Artık her şeyin farkındaydım. Geçmişim, gözlerimin önünden geçti. Her şey ben farkında olmadan şekil almaya başlamış ve kontrolümden çıkmıştı. Amacım uğruna başladığım yol, ruhumu deşecek taşlara sahipti. Ben sadece piyondum. Hani şu değersiz, küçük, göze batmayan ve kolay lokma olan. Ben şahın ta kendisini isteyen beyazdım. Karanlığımın parmaklarımda oluşturduğum hapishaneyi kırmasını bekledim.

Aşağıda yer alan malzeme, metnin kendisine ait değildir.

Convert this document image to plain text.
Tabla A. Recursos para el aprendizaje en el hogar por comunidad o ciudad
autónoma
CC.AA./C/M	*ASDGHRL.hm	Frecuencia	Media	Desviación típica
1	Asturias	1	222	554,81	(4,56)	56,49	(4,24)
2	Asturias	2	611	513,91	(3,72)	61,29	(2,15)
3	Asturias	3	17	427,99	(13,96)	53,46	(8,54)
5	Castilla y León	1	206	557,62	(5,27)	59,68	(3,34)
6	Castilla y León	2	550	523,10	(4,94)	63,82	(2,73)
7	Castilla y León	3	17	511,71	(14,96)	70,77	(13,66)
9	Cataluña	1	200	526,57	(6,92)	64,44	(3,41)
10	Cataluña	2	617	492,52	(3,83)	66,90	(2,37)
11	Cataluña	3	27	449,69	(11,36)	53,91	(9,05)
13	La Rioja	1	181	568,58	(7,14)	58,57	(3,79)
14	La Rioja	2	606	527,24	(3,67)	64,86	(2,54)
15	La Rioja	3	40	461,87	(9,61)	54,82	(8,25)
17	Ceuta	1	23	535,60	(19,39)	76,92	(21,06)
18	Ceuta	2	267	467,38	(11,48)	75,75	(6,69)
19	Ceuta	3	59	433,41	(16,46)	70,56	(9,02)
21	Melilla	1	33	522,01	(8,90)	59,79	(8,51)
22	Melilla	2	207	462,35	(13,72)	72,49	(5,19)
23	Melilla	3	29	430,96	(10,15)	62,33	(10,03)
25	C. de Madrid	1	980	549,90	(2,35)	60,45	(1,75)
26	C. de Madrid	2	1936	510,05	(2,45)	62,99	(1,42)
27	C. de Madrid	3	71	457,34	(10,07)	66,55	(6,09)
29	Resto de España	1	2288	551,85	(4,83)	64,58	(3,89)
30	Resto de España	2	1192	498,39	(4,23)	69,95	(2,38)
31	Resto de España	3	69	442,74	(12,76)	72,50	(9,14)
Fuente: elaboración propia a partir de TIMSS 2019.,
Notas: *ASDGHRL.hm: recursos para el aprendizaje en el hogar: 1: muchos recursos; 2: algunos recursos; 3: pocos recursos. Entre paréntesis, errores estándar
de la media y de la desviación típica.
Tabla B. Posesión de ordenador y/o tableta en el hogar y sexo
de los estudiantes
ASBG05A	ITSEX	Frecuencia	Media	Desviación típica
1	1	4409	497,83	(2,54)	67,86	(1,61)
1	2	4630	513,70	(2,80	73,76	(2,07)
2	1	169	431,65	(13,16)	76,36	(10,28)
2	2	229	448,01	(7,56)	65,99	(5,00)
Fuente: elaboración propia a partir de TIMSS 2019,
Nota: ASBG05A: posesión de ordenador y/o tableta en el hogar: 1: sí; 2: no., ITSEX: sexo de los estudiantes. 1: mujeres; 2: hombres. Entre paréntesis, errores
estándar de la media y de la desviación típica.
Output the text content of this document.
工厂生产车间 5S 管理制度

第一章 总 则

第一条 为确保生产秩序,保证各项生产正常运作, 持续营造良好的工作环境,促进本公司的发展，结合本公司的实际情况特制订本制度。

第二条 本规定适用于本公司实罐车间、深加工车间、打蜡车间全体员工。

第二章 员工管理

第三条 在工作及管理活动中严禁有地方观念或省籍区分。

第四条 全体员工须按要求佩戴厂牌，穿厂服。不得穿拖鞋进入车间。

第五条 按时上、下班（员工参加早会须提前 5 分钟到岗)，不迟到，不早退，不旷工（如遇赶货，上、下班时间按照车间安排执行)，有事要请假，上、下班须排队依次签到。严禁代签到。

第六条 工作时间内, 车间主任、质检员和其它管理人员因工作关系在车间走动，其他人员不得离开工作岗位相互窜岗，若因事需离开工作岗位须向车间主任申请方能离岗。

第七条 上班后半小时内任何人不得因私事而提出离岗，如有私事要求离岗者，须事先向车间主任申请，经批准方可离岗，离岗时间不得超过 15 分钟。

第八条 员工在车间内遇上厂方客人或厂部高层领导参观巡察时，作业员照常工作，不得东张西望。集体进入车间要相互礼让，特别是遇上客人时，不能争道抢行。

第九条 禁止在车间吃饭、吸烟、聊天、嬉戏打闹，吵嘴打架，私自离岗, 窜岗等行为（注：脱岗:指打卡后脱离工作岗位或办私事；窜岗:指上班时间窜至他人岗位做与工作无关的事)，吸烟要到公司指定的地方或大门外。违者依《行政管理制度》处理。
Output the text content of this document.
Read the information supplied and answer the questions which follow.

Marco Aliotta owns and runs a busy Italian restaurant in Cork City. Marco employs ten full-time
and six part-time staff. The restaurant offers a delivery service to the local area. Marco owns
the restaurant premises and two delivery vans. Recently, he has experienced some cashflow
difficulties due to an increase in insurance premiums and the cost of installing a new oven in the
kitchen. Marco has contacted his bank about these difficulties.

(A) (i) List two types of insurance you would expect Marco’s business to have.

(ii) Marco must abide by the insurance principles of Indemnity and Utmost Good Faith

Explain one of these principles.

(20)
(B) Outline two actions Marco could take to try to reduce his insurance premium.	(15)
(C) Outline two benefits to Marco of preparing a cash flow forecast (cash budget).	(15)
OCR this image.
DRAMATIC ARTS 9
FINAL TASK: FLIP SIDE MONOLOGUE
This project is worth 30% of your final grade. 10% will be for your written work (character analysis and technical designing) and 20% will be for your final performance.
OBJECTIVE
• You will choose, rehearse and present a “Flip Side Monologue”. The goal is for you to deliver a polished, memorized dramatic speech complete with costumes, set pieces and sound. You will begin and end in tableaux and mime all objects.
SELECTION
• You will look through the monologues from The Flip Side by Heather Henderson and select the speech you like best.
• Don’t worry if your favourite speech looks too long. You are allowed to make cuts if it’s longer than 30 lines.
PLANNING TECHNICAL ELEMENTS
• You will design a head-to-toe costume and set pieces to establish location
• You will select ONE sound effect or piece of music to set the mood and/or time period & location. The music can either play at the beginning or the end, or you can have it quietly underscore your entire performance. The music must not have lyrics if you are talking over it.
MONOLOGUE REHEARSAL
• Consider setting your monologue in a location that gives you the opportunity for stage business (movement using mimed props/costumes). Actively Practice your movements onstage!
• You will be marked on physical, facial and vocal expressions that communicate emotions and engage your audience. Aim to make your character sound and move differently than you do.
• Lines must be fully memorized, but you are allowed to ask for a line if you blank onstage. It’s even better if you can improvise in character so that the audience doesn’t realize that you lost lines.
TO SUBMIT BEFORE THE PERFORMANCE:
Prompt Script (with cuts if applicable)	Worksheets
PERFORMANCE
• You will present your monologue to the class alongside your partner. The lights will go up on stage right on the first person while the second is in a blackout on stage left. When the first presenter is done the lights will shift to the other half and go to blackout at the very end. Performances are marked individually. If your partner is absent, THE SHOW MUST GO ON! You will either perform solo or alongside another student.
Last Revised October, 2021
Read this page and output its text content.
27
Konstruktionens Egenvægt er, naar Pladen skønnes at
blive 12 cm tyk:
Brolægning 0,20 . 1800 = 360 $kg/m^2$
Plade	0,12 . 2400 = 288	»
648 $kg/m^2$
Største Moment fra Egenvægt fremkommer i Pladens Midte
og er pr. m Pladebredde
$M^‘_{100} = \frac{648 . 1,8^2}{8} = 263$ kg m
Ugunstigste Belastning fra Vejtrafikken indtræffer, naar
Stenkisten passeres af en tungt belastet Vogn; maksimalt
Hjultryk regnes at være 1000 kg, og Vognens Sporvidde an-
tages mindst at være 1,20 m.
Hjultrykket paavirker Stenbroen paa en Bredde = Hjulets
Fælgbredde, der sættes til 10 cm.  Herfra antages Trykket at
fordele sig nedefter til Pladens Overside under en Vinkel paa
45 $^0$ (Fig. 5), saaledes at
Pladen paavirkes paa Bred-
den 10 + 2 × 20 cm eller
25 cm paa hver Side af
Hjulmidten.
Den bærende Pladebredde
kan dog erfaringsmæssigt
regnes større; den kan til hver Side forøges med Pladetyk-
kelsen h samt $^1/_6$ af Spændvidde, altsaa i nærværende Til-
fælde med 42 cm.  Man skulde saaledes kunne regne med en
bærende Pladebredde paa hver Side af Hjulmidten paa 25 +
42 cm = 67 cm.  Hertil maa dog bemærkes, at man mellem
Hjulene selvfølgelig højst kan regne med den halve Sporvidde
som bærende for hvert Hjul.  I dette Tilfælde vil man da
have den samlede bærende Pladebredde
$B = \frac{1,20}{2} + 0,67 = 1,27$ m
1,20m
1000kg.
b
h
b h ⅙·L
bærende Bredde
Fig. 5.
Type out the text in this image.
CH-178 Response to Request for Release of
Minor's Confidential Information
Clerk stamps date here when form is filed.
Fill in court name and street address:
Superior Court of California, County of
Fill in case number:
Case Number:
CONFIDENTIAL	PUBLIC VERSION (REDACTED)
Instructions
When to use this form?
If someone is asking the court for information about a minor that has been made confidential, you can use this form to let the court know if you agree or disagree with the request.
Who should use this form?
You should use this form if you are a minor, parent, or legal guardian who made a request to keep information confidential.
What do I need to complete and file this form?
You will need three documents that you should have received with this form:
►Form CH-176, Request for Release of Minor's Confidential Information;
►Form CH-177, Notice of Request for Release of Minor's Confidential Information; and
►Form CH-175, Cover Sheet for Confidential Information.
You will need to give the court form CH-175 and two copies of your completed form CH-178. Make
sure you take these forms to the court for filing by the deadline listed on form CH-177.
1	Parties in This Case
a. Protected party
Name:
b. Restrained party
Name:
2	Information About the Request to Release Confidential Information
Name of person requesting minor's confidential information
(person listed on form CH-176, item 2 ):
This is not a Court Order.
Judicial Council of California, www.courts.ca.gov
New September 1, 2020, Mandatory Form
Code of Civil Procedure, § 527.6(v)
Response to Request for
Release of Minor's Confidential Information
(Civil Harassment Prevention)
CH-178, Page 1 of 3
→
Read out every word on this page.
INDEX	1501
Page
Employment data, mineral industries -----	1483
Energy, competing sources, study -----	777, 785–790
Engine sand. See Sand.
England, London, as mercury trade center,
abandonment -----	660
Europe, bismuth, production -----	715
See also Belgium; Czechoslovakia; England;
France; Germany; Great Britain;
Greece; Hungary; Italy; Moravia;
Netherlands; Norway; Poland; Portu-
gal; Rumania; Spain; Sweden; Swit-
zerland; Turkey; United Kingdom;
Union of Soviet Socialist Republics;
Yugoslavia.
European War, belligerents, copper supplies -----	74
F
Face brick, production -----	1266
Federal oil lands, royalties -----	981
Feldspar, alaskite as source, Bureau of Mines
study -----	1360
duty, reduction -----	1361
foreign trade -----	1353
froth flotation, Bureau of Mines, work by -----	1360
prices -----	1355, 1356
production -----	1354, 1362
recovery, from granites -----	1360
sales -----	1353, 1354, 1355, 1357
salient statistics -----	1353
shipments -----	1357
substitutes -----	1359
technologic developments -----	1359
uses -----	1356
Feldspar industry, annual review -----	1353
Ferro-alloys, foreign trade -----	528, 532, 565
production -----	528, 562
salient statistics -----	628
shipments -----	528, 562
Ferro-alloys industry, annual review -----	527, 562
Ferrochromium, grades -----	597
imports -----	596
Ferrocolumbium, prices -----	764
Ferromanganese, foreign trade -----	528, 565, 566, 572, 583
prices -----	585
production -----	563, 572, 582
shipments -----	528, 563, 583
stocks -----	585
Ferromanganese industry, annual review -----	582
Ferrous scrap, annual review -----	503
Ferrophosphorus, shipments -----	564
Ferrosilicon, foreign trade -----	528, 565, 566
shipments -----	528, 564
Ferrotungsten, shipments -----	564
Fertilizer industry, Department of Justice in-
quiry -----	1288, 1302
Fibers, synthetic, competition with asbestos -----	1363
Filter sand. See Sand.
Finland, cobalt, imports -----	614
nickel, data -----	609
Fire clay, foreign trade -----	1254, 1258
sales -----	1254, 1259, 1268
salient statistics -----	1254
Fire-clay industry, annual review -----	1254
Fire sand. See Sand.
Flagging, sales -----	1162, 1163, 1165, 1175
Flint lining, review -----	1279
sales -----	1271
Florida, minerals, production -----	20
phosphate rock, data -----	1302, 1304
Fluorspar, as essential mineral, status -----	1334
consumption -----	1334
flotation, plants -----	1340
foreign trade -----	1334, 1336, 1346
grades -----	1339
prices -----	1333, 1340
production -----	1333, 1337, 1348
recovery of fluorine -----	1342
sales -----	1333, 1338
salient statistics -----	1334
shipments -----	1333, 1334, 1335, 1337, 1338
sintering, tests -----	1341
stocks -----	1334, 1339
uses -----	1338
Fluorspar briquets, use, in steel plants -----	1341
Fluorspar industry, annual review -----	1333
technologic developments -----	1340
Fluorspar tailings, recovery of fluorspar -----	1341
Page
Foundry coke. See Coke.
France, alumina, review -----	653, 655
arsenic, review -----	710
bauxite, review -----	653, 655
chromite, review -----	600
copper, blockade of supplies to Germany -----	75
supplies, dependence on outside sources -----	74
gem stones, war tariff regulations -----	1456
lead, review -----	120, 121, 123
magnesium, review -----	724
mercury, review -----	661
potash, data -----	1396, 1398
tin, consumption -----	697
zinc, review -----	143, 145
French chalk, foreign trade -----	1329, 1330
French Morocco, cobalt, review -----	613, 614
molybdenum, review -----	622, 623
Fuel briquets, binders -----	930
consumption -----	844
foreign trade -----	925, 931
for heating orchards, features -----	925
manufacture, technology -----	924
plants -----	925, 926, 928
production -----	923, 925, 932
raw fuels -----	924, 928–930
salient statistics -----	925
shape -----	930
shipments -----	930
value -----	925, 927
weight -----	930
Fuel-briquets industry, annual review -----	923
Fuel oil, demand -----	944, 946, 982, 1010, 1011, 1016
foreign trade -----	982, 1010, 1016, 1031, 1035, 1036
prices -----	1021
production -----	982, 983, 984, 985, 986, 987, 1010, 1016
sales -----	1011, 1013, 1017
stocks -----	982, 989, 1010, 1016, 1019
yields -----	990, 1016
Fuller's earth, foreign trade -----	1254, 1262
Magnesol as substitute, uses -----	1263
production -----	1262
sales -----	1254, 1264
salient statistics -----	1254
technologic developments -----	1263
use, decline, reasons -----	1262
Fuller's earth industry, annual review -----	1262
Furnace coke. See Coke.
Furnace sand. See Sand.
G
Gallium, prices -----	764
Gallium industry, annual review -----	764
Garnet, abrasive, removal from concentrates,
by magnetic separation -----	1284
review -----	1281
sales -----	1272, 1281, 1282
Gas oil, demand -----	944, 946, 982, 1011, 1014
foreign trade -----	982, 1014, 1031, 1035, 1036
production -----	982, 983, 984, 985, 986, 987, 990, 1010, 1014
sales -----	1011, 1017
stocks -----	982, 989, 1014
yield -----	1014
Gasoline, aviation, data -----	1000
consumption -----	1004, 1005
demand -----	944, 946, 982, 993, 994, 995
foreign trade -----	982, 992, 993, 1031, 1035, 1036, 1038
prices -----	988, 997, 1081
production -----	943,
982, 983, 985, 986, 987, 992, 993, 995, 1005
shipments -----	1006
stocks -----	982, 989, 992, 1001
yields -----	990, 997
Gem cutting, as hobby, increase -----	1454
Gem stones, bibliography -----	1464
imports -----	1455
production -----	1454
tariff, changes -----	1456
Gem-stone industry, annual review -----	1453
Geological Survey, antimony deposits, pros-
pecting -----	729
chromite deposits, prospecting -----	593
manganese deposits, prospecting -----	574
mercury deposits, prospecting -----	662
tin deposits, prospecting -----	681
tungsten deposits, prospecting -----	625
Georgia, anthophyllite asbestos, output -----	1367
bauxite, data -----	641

Sonra da ışığa karışmasını ve izini yok etmesini izledim.
Şimdi ise, yine karanlığın pençesindeydim fakat son derece savunmasızdım. Beni intikam oyununa son anda dahil edilen kişiye baktım. Katilin kanımı donduran buz mavisi gözlerine. Alaycı gülümsemesi zehir akıyordu. Eğildi ve yüzümü yüzüne sabitledi "Oyun bitti. Yenildin.'' dedi kazanmanın verdiği küçümseyici bakışlarıyla. Eskiden geleceğimi düşündüğümde avukat, güzel bir hayat ve mutluluk görürdüm. Şu an düşündüğümde de... Yerini soğuk bir boşluğa ve kan kokusuna bırakmıştı.
Bir kaldırımın köşesinde buldum hayalimi.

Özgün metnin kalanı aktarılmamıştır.